Steamboat Springs The pomp and ceremony associated with the tradition of the university will probably always remain a feature of higher education. However, the times are changing and community colleges such as Colorado Mountain College are leading the pack in moving higher education forward in a positive direction.
It has been difficult to shake off the stereotype of the university. After all, the university as an institution of higher education was brought to the western world in the 10th century and a number of the original traditions have been imbedded in the academic culture for more than 10 centuries. For example, there will probably always be a tradition of titles that will remain with the academy that distinguish it from any other institution. Titles such as "Chancellor," "Rector," "Provost," "Bursar," "Dean," and even "Professor," differentiate a college or university from any other type of institution - albeit some colleges and universities have merged a modern business model with the older traditions. A college or university may have a president instead of a chancellor and a vice president instead of a provost.

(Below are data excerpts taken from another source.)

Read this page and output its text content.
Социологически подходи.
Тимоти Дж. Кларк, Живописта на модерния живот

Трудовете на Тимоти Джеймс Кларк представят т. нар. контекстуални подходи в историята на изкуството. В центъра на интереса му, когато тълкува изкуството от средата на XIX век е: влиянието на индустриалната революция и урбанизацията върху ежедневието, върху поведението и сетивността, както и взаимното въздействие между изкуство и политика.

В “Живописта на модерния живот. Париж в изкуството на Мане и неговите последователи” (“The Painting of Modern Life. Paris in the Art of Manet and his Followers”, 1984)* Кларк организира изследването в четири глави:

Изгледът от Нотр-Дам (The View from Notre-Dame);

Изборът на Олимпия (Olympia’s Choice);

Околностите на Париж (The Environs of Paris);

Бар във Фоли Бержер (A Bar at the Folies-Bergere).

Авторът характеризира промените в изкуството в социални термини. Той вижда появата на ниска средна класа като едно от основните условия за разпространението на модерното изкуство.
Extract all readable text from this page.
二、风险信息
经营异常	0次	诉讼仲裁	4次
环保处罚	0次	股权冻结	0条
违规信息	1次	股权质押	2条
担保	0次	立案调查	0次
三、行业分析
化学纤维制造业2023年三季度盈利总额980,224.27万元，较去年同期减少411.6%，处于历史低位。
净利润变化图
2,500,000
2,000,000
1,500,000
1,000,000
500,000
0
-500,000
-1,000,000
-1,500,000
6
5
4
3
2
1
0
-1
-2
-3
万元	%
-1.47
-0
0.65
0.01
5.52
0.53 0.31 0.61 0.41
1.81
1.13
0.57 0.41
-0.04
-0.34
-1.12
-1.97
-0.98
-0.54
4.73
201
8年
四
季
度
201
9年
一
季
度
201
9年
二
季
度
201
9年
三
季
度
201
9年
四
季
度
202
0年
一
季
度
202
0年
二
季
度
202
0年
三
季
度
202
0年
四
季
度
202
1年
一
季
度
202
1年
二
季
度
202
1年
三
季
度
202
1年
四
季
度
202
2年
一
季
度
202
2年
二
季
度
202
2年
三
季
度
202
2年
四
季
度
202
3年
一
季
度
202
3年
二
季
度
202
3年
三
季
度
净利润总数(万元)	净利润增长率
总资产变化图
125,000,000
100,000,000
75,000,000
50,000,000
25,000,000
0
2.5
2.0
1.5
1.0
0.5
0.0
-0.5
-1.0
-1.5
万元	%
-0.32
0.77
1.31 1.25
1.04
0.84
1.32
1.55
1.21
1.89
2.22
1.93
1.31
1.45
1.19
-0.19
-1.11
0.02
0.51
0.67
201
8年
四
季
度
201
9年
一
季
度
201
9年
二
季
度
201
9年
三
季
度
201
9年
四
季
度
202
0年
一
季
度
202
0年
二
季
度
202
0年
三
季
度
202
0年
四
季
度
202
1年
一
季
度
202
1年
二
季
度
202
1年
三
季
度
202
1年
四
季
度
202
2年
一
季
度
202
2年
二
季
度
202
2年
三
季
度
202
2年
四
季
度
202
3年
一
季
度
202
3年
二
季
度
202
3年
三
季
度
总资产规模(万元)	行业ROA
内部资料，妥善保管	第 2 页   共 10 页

The degrees awarded in higher education also are an imitation of an ancient system. Bachelor's, Master's, and Doctoral degrees equate, respectively, to the old "Apprentice," "Journeyman," and "Master" titles. In academia, a title is associated with how much knowledge has been acquired.
But the acquisition of titles and the pontification of knowledge in higher education are no longer enough to meet the demands of the 21st century. Innovative colleges such as CMC are flattening out their structures, de-emphasizing the importance of the traditional titles, and are adapting what is called a "learning college philosophy."
A learning college emphasizes collaboration. Students, faculty, administration, and staff all have a responsibility and a stake in the learning experiences and outcomes. The idea of the learning college is to make connections among the curriculum and out-of-class experiences so that students can apply learning, become responsible members of the community, strive for excellence in the workplace, cope with change, and build effective relationships.
Things are stirring beneath the surface of the academic tradition, bringing changes to collaboratively affect and enhance student learning for practical application toward life in the 21st century.
Kerry Hart is dean of the Colorado Mountain College Alpine Campus in Steamboat Springs. His education commentaries appear in the Steamboat Pilot & Today.